M. Fleischer a expliqué que l’entreprise de publicité en ligne peut uniquement utiliser les données obtenues en mesurant l’audience publicitaire afin de fournir des informations générales et anonymes. Ce sont les éditeurs ou les entreprises publicitaires, pour qui travaille DoubleClick, qui possèdent les données. Il ajoute que les clients de DoubleClick n’apprécieraient pas du tout qu’une personne tente de rompre leurs engagements contractuels en partageant des informations entre publicitaires.

A Bruxelles, beaucoup préfèrent envisager la question sous l’angle de la protection de la vie privée, plutôt que comme une simple affaire de concurrence.

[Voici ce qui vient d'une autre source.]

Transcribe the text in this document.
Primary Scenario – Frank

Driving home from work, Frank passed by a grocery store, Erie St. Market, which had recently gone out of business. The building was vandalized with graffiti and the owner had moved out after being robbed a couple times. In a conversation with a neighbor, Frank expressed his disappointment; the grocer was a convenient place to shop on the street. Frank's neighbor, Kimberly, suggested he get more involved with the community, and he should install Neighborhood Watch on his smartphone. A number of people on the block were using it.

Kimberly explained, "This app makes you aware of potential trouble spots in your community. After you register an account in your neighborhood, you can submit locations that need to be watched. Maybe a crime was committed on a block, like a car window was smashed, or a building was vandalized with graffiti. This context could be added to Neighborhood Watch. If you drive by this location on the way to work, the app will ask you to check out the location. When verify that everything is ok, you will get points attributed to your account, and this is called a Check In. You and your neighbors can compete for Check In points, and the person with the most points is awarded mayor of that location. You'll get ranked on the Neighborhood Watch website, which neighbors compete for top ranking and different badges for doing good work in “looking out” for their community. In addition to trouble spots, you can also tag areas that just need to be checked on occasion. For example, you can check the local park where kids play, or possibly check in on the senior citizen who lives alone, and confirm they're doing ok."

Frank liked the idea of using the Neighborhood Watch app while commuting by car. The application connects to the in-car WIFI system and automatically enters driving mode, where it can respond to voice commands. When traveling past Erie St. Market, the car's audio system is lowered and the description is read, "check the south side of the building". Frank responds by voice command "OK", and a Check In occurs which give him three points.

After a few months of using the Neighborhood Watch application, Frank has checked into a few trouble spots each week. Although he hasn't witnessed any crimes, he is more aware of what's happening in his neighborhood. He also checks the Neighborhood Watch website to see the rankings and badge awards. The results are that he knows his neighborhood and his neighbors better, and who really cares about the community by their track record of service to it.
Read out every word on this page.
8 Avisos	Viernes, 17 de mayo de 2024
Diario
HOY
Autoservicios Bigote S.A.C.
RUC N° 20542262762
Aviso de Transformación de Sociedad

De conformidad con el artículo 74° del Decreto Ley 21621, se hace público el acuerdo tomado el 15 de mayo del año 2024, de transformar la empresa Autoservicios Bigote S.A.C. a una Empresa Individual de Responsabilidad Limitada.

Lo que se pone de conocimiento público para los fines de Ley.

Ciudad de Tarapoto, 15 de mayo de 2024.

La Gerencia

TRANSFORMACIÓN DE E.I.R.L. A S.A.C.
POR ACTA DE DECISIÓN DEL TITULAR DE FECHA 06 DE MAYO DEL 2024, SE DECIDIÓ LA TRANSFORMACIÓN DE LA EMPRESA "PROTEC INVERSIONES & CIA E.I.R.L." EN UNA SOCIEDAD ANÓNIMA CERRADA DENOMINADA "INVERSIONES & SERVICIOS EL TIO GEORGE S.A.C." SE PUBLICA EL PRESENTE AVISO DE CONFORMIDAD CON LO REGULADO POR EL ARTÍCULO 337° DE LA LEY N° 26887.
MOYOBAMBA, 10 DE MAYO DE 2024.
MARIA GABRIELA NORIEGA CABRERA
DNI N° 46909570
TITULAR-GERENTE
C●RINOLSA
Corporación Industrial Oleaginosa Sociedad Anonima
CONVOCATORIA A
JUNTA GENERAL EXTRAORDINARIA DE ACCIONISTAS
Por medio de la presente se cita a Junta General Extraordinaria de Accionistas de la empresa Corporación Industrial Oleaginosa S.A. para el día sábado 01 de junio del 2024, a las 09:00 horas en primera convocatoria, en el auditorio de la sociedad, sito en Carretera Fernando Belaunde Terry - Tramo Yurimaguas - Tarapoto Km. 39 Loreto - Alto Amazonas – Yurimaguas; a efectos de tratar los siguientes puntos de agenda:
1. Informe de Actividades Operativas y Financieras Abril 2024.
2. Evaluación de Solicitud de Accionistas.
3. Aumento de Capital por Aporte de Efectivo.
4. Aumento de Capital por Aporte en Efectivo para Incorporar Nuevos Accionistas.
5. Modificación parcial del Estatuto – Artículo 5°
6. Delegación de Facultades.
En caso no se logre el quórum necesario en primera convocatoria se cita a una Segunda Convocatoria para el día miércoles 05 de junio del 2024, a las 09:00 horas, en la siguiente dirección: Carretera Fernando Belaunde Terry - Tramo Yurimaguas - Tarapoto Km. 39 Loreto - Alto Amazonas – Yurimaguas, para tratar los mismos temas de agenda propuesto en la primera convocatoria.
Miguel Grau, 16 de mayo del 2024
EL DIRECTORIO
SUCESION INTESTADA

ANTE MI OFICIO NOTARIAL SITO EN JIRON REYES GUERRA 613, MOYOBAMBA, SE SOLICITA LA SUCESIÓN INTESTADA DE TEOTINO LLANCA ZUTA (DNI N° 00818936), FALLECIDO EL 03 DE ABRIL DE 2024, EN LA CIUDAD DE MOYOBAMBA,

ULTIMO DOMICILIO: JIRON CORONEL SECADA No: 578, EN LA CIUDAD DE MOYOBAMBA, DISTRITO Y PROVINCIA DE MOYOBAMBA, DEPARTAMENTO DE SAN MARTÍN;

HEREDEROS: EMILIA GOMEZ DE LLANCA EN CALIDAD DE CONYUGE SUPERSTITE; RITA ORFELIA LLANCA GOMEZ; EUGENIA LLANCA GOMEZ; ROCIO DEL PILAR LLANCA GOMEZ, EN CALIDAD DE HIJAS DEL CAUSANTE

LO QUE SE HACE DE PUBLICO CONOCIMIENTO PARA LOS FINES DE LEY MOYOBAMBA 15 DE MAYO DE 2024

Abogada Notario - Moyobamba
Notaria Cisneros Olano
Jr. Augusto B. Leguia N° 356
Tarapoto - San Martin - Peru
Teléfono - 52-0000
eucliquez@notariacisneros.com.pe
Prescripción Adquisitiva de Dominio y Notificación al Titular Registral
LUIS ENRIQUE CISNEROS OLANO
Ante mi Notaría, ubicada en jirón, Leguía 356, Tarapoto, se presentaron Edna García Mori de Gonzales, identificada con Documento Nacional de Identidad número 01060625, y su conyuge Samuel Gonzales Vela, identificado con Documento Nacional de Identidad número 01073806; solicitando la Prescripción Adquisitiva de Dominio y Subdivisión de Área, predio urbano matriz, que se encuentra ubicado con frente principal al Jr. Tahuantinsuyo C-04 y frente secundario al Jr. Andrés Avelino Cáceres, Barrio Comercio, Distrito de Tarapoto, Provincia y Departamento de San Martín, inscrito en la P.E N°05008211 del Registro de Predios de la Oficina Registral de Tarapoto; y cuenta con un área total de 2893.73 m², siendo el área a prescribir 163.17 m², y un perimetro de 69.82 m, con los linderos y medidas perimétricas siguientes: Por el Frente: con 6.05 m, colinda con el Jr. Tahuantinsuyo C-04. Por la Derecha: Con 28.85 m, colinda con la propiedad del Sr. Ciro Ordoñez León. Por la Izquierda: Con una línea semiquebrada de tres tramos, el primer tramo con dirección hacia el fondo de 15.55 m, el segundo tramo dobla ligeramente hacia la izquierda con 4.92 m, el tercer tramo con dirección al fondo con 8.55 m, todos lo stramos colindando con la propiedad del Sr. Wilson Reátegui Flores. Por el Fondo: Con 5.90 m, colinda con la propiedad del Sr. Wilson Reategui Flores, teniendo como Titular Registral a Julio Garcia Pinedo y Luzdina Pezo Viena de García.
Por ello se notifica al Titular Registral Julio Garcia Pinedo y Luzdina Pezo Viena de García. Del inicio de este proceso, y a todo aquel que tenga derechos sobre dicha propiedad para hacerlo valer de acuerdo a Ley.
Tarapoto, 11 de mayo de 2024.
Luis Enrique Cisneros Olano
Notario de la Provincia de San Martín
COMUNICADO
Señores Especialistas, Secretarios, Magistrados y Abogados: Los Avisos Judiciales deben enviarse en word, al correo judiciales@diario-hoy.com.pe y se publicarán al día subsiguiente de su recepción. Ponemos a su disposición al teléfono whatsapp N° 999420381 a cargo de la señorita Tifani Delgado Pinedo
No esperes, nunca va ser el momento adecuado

Néanmoins, la Commission n’est pas suffisamment compétente pour aborder le sujet depuis cette perspective, dans la mesure où la protection de la vie privée relève de la compétence des Etats membres (EURACTIV 14/01/08). 

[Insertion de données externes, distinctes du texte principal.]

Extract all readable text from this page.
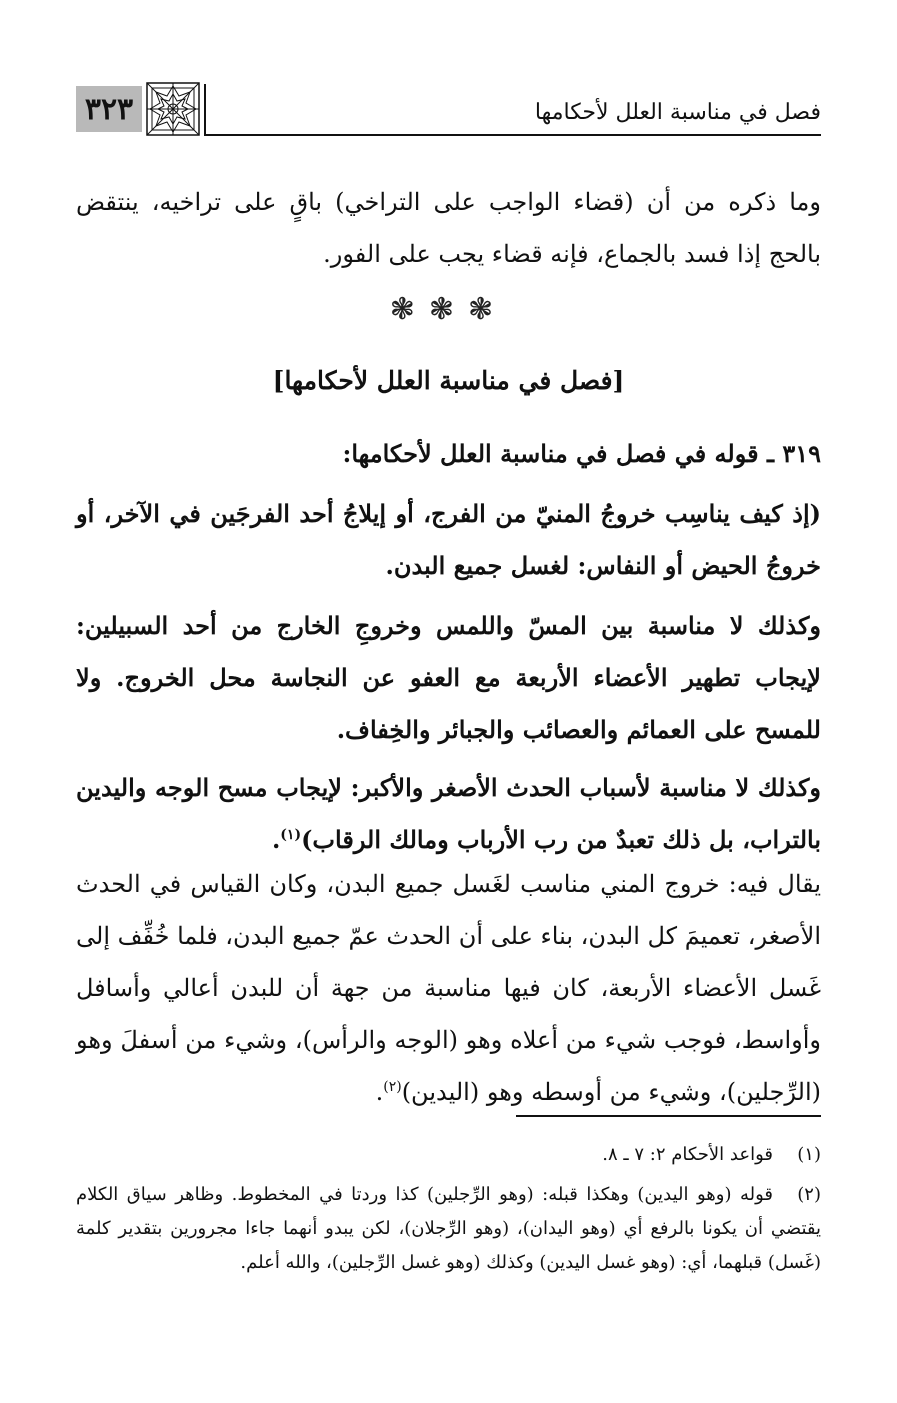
فصل في مناسبة العلل لأحكامها
٣٢٣

وما ذكره من أن (قضاء الواجب على التراخي) باقٍ على تراخيه، ينتقض بالحج إذا فسد بالجماع، فإنه قضاء يجب على الفور.

❃❃❃
[فصل في مناسبة العلل لأحكامها]

٣١٩ ـ قوله في فصل في مناسبة العلل لأحكامها:

(إذ كيف يناسِب خروجُ المنيّ من الفرج، أو إيلاجُ أحد الفرجَين في الآخر، أو خروجُ الحيض أو النفاس: لغسل جميع البدن.

وكذلك لا مناسبة بين المسّ واللمس وخروجِ الخارج من أحد السبيلين: لإيجاب تطهير الأعضاء الأربعة مع العفو عن النجاسة محل الخروج. ولا للمسح على العمائم والعصائب والجبائر والخِفاف.

وكذلك لا مناسبة لأسباب الحدث الأصغر والأكبر: لإيجاب مسح الوجه واليدين بالتراب، بل ذلك تعبدٌ من رب الأرباب ومالك الرقاب)$^{(١)}$.

يقال فيه: خروج المني مناسب لغَسل جميع البدن، وكان القياس في الحدث الأصغر، تعميمَ كل البدن، بناء على أن الحدث عمّ جميع البدن، فلما خُفِّف إلى غَسل الأعضاء الأربعة، كان فيها مناسبة من جهة أن للبدن أعالي وأسافل وأواسط، فوجب شيء من أعلاه وهو (الوجه والرأس)، وشيء من أسفلَ وهو (الرِّجلين)، وشيء من أوسطه وهو (اليدين)$^{(٢)}$.

(١)قواعد الأحكام ٢: ٧ ـ ٨.

(٢)قوله (وهو اليدين) وهكذا قبله: (وهو الرِّجلين) كذا وردتا في المخطوط. وظاهر سياق الكلام يقتضي أن يكونا بالرفع أي (وهو اليدان)، (وهو الرِّجلان)، لكن يبدو أنهما جاءا مجرورين بتقدير كلمة (غَسل) قبلهما، أي: (وهو غسل اليدين) وكذلك (وهو غسل الرِّجلين)، والله أعلم.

En dépit de l’issue de la fusion, les activités de Google sont de plus en plus remises en question en Europe. En effet, les craintes sont principalement ciblées sur la collecte des données personnelles sans le consentement explicite du consommateur ou même sans qu’il en ait connaissance.

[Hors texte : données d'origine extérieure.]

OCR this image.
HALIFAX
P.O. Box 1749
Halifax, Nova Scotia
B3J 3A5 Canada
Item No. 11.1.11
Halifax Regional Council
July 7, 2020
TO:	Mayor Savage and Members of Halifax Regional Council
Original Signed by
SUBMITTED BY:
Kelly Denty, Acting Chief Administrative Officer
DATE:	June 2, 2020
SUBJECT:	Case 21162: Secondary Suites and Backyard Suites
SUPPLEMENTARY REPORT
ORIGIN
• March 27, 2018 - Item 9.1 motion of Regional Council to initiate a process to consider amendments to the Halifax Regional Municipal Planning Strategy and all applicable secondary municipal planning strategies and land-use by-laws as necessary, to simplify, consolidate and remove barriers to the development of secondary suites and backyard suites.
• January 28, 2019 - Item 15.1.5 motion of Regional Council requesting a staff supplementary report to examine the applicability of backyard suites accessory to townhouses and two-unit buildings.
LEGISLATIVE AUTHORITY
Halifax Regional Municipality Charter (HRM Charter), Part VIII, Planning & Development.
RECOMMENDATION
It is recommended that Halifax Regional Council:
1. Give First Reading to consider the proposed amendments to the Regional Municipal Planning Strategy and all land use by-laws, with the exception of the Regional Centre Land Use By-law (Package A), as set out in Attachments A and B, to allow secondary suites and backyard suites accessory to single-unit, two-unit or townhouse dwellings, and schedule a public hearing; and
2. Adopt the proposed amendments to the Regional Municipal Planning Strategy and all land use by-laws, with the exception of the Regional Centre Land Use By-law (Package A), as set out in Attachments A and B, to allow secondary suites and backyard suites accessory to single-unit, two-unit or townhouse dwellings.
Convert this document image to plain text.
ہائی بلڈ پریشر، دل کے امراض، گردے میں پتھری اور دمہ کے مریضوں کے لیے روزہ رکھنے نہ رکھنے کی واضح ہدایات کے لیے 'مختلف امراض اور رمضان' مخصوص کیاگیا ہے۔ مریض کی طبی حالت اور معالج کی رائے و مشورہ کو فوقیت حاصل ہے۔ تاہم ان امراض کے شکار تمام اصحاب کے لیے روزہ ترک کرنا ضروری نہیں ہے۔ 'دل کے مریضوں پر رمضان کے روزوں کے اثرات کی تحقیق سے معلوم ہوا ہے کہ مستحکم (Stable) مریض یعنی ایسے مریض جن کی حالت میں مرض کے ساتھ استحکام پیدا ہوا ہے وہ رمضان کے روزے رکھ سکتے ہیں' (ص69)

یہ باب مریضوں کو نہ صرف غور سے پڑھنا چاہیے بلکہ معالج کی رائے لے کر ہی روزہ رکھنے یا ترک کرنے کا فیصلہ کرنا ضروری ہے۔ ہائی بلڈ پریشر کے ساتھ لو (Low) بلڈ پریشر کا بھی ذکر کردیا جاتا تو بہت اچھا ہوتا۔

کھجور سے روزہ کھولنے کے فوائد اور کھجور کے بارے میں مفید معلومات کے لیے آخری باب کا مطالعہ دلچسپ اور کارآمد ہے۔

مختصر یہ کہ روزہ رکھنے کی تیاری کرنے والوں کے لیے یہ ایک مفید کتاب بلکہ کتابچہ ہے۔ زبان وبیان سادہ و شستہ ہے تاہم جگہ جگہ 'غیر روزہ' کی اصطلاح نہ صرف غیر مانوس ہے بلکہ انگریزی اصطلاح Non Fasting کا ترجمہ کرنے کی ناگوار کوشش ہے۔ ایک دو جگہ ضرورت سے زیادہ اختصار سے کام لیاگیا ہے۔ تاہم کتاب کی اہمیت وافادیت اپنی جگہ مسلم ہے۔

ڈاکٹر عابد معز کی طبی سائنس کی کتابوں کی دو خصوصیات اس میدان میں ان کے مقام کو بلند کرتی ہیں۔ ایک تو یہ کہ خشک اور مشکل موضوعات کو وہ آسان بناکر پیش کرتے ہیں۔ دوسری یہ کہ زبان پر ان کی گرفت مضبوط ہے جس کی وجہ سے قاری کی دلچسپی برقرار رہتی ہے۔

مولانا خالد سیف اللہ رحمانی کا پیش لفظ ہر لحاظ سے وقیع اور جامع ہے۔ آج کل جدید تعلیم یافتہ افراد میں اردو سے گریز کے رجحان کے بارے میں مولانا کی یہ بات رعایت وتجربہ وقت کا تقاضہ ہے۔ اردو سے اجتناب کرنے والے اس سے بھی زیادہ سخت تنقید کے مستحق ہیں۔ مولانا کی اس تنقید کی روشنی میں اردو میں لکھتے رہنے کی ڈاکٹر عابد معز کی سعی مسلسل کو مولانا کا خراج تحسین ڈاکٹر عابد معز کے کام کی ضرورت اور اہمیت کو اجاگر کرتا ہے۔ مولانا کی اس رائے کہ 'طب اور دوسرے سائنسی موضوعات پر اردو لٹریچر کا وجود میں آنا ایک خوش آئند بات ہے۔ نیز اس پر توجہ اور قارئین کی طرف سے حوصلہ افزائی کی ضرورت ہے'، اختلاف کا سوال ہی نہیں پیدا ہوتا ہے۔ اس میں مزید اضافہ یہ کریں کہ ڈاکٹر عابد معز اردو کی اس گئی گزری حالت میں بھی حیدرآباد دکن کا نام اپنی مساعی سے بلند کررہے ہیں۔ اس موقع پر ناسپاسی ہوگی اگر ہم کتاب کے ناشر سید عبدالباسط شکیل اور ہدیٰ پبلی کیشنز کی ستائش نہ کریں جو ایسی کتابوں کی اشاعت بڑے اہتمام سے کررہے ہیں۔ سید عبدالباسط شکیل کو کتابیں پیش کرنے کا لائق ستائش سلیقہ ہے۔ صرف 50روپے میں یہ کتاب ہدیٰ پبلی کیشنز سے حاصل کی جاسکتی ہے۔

Plus précisément, la pratique de Google consistant à proposer des campagnes publicitaires ciblées après avoir collecté les données personnelles des utilisateurs (par exemple, via des recherches effectuées sur son moteur de recherche, par la détection d’adresses IP ou en scannant le contenu des emails, comme ceux des utilisateurs de Gmail) est de plus en plus critiquée.

En réponse, les dirigeants de Google ont affirmé que l’utilisateur était la seule personne en mesure de lire les messages envoyés ou reçus sur sa boîte électronique Gmail. Selon eux, c’est simplement un ordinateur qui fait correspondre les mots de passe dans les emails avec des publicités ciblées. 

Actuellement, le dossier est dans les mains de la DG Concurrence qui examine les violations potentielles de règles antitrust sur le marché intermédiaire de la publicité en ligne.

Ben Novick, responsable de la communication et des affaires publiques de Google à Londres, a confié à EURACTIV qu’en attendant l’opinion de la Commission, toute décision devait s’appliquer à l’ensemble du secteur, et non pas à un cas particulier.

Les eurodéputés et les associations de protection des consommateurs réunis lors de l’audience ont conjointement déclaré que le citoyen moyen comprend peu les questions liées à la protection de la vie privée et la façon dont ses données sont utilisées sur Internet.

Lors de l’audience, un représentant du BEUC a déclaré que la majorité des gens pense que ce qu’ils font sur Internet est bien plus confidentiel qu’en réalité.

La prise de position publiée lors de la conférence de la FEDMA, l'association européenne représentant l'industrie du marketing direct, stipule que les exigences sur la transparence concernant la collecte et le traitement des données personnelles existent, et qu'il ne s'agit pas d'une nouveauté, mais seulement d'une technologie plus rapide. Parallèlement, le document admet qu'il est toujours possible de faire plus pour s'assurer que les consommateurs sachent où trouver les informations relatives à leurs droits et comment leurs données peuvent être utilisées.

En décembre dernier, la FTC (Federal Trade Commission), l’agence fédérale américaine en charge de la protection des consommateurs et de la concurrence, a donné son feu vert à la fusion entre Google et DoubleClick, en basant sa décision uniquement sur les questions liées à la concurrence.

La fusion entre Google, le principal fournisseur d’espaces publicitaires en ligne, et DoubleClick, le principal fournisseur de technologies pour la gestion des annonces, a été négociée au printemps 2007

La décision de la FTC a clairement montré son manque d’autorité. L’agence fédérale est en effet incapable d’ajouter des conditions à la fusion qui ne seraient pas liées à la lutte antitrust. Elle a également révélé qu’imposer des limites à une seule entreprise en se basant sur la protection de la vie privée pouvait être considéré comme anticoncurrentiel.

Google a informé la Commission européenne de ce rachat en septembre 2007. L’exécutif européen a décidé d’ouvrir une enquête approfondie sur la fusion en novembre.

  • 2 avril 2008 : la Commission européenne doit décider si elle autorise ou non la fusion.